I don't have a yubikey, but I just want to say I hate 2FA so much. Every single bank, subscription, service, I use has to send me a text or have me put in a code from their app or whatever and I hate it. Yubikey is nice but lots of services (such as my bank) don't support it, I don't really see passkeys taking off (someone steals your fingerprint and now has your "master key" forever?).. I wish there was some kind of actual standard these services all agreed on so I don't have to scramble for my phone every time I sign in somewhere. Or just let me use my password which will never happen.
that's not how it works.
that's what passkeys are.
there's a fuckton of FUD about them going around, but the important part is that they're standards-based.

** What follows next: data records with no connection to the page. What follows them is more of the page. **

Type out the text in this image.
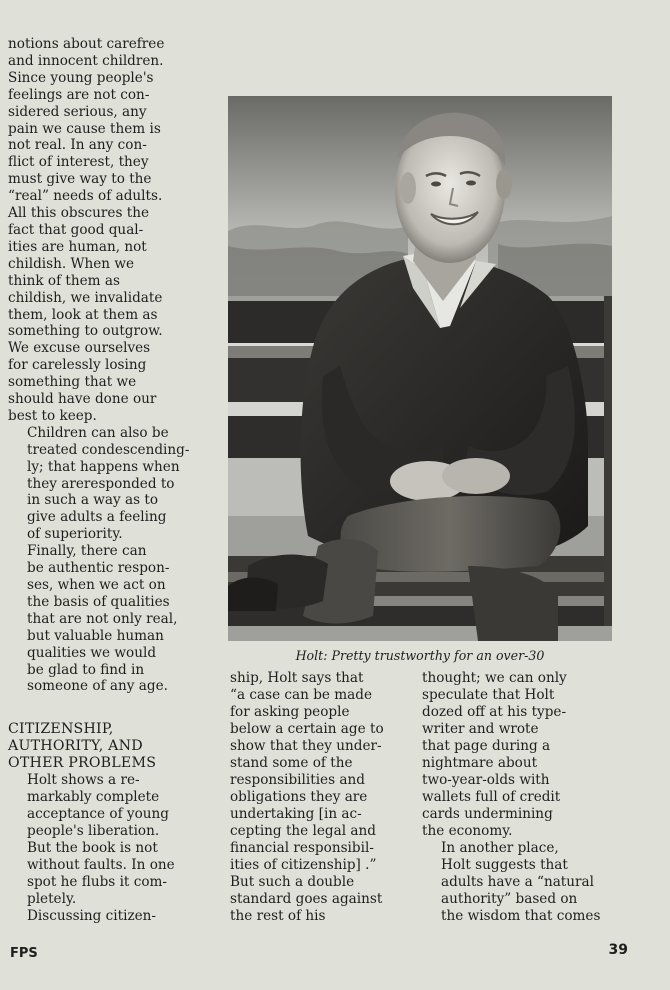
notions about carefree
and innocent children.
Since young people's
feelings are not con-
sidered serious, any
pain we cause them is
not real. In any con-
flict of interest, they
must give way to the
“real” needs of adults.
All this obscures the
fact that good qual-
ities are human, not
childish. When we
think of them as
childish, we invalidate
them, look at them as
something to outgrow.
We excuse ourselves
for carelessly losing
something that we
should have done our
best to keep.

Children can also be
treated condescending-
ly; that happens when
they areresponded to
in such a way as to
give adults a feeling
of superiority.

Finally, there can
be authentic respon-
ses, when we act on
the basis of qualities
that are not only real,
but valuable human
qualities we would
be glad to find in
someone of any age.

CITIZENSHIP,
AUTHORITY, AND
OTHER PROBLEMS

Holt shows a re-
markably complete
acceptance of young
people's liberation.
But the book is not
without faults. In one
spot he flubs it com-
pletely.

Discussing citizen-

Holt: Pretty trustworthy for an over-30

ship, Holt says that
“a case can be made
for asking people
below a certain age to
show that they under-
stand some of the
responsibilities and
obligations they are
undertaking [in ac-
cepting the legal and
financial responsibil-
ities of citizenship] .”
But such a double
standard goes against
the rest of his

thought; we can only
speculate that Holt
dozed off at his type-
writer and wrote
that page during a
nightmare about
two-year-olds with
wallets full of credit
cards undermining
the economy.

In another place,
Holt suggests that
adults have a “natural
authority” based on
the wisdom that comes

FPS	39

every "we support passkeys" announcement should really be read as a "we support FIDO2 WebAuthn".
(if you want to know the nitty-gritty details, this video is a 45 minute long conference presentation that goes over the acronym soup of FIDO, FIDO2, U2F, WebAuthn, CTAP, etc)
a passkey is just FIDO2 WebAuthn as a single-factor, without a separate password.
the user-facing rollout of passkeys has been pretty terrible, but the upshot is that support for WebAuthn is becoming ubiquitous, and that's a very good thing.
there are other standardized forms of 2FA (TOTP being the most common). but (the video I linked above does a great job of explaining this) TOTP is vulnerable to phishing attacks.
WebAuthn gives us an open 2FA standard that is resistant to phishing.